Fonctionnaires : Guillaume Kasbarian confirme la suppression de la prime de pouvoir d'achat
Par A.W.
« J’ai proposé, et je l’assume, la suppression de la Gipa », l’indemnité versée aux agents publics dont la rémunération progresse moins vite que la hausse des prix. Auditionné, mercredi, devant la commission des Lois de l'Assemblée nationale, le ministre de la Fonction publique, Guillaume Kasbarian, a confirmé que la question de l’avenir de la « garantie individuelle du pouvoir d’achat » (versée dans les trois versants de la fonction publique) était bien sur la table.
Et s’il assure qu’il y aura bien une « discussion avec les organisations syndicales », le sujet semble déjà tranché, à en croire les documents budgétaires de l’année 2025. D’autant que l’ancien député d’Eure-et-Loir n’a cessé de répéter que « nous devons tous faire un effort pour réduire les dépenses de fonctionnement ».
Catégorie A : plus de la moitié des bénéficiaires
Pour justifier cette mauvaise nouvelle pour le porte-monnaie des fonctionnaires, le ministre a d’abord rappelé que cette indemnité avait été créée en 2008 « pour une durée de deux ans ». Et qu’il « n'avait jamais été question de la pérenniser ad vitam aeternam ».
En outre, « le dispositif n’a pas forcément été satisfaisant » dans « son mode de calcul », selon lui. Guillaume Kasbarian a, en effet, critiqué le fait qu’il « profite surtout aux agents de catégories A », qui représentent « 56 % des bénéficiaires ». A l’inverse, cette prime « bénéficie peu aux agents des catégories C », a-t-il assuré, sans toutefois communiquer le pourcentage de bénéficiaires que représente cette catégorie d’agents les plus modestes.
Pour justifier son choix, le ministre a également fait valoir que « l'inflation est désormais en décroissance » et que « tous les agents ne la touchent pas » puisqu’il faut satisfaire à plusieurs critères pour pouvoir en bénéficier. Il a aussi évoqué le fait qu’elle « concerne aussi les agents qui sont en fin de carrière et qui ont atteint le plafond de leur grade ».

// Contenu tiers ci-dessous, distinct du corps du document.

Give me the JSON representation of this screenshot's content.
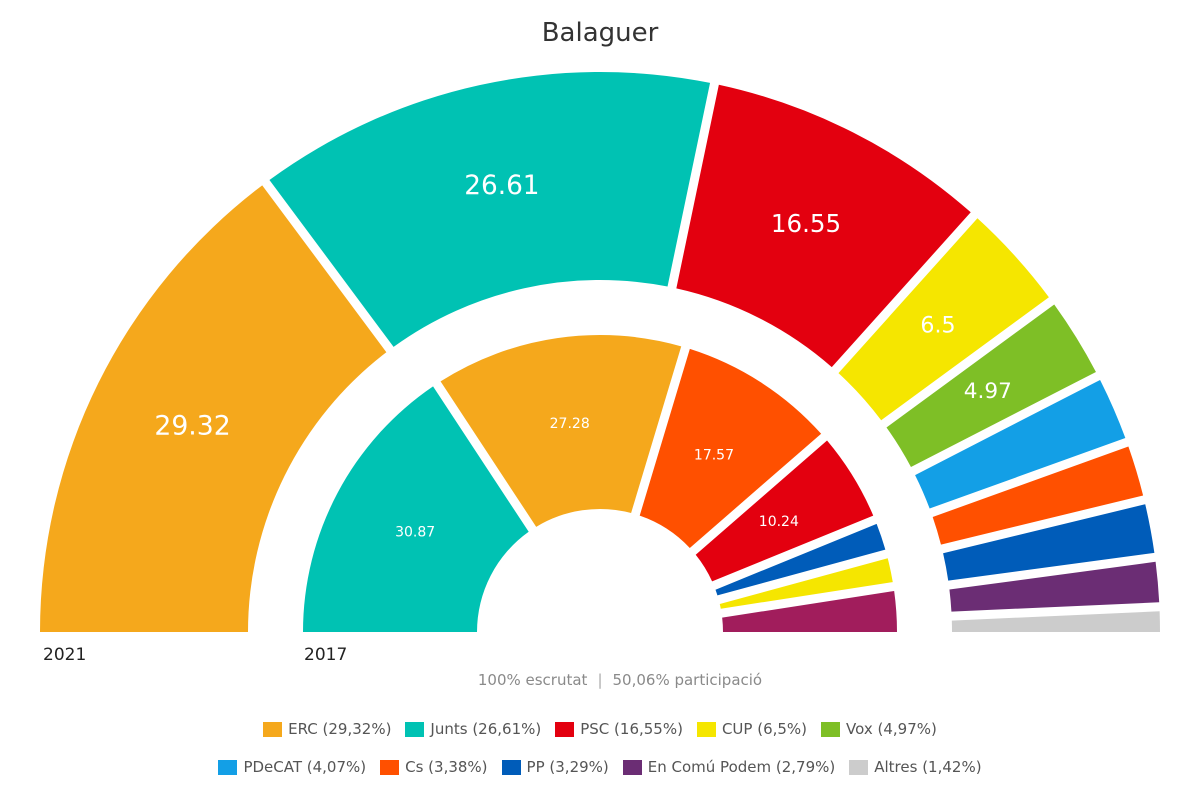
{
  "chart_data": {
    "type": "pie",
    "subtype": "half-donut",
    "title": "Balaguer",
    "rings": [
      {
        "name": "2021",
        "series": [
          {
            "party": "ERC",
            "value": 29.32,
            "label": "29.32"
          },
          {
            "party": "Junts",
            "value": 26.61,
            "label": "26.61"
          },
          {
            "party": "PSC",
            "value": 16.55,
            "label": "16.55"
          },
          {
            "party": "CUP",
            "value": 6.5,
            "label": "6.5"
          },
          {
            "party": "Vox",
            "value": 4.97,
            "label": "4.97"
          },
          {
            "party": "PDeCAT",
            "value": 4.07,
            "label": ""
          },
          {
            "party": "Cs",
            "value": 3.38,
            "label": ""
          },
          {
            "party": "PP",
            "value": 3.29,
            "label": ""
          },
          {
            "party": "En Comú Podem",
            "value": 2.79,
            "label": ""
          },
          {
            "party": "Altres",
            "value": 1.42,
            "label": ""
          }
        ]
      },
      {
        "name": "2017",
        "series": [
          {
            "party": "Junts",
            "value": 30.87,
            "label": "30.87"
          },
          {
            "party": "ERC",
            "value": 27.28,
            "label": "27.28"
          },
          {
            "party": "Cs",
            "value": 17.57,
            "label": "17.57"
          },
          {
            "party": "PSC",
            "value": 10.24,
            "label": "10.24"
          },
          {
            "party": "PP",
            "value": 3.8,
            "label": ""
          },
          {
            "party": "CUP",
            "value": 3.5,
            "label": ""
          },
          {
            "party": "En Comú Podem",
            "value": 4.8,
            "label": ""
          }
        ]
      }
    ]
  },
  "colors": {
    "ERC": "#F5A81C",
    "Junts": "#00C2B3",
    "PSC": "#E3000F",
    "CUP": "#F5E600",
    "Vox": "#7EBF26",
    "PDeCAT": "#139FE6",
    "Cs": "#FF5000",
    "PP": "#005CB9",
    "En Comú Podem": "#6B2D74",
    "Altres": "#CCCCCC",
    "En Comú Podem 2017": "#A11D5C"
  },
  "footer": {
    "counted": "100% escrutat",
    "separator": "|",
    "turnout": "50,06% participació"
  },
  "legend": {
    "row1": [
      {
        "party": "ERC",
        "text": "ERC (29,32%)"
      },
      {
        "party": "Junts",
        "text": "Junts (26,61%)"
      },
      {
        "party": "PSC",
        "text": "PSC (16,55%)"
      },
      {
        "party": "CUP",
        "text": "CUP (6,5%)"
      },
      {
        "party": "Vox",
        "text": "Vox (4,97%)"
      }
    ],
    "row2": [
      {
        "party": "PDeCAT",
        "text": "PDeCAT (4,07%)"
      },
      {
        "party": "Cs",
        "text": "Cs (3,38%)"
      },
      {
        "party": "PP",
        "text": "PP (3,29%)"
      },
      {
        "party": "En Comú Podem",
        "text": "En Comú Podem (2,79%)"
      },
      {
        "party": "Altres",
        "text": "Altres (1,42%)"
      }
    ]
  }
}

Dans ces conditions, il a donc « proposé » de supprimer cette indemnité. A noter que, lors de son intervention, il a uniquement fait référence aux « 146 millions d’euros » qu’aurait coûté la Gipa en 2023. Un montant qui ne correspond, toutefois, qu'à la seule dépense consacrée aux agents de la fonction publique de l’Etat, si l’on en croît la fiche d’impact réalisée lors de la publication du décret.
Le coût pour les trois versants représentant autour de 267 millions d’euros au total, la réforme ne ciblera-t-elle que les agents de l'Etat ? Aucune précision n'a été fournie par Guillaume Kasbarian. On peut également signaler que les employeurs territoriaux n'ont été ni informés ni consultés sur cette suppression.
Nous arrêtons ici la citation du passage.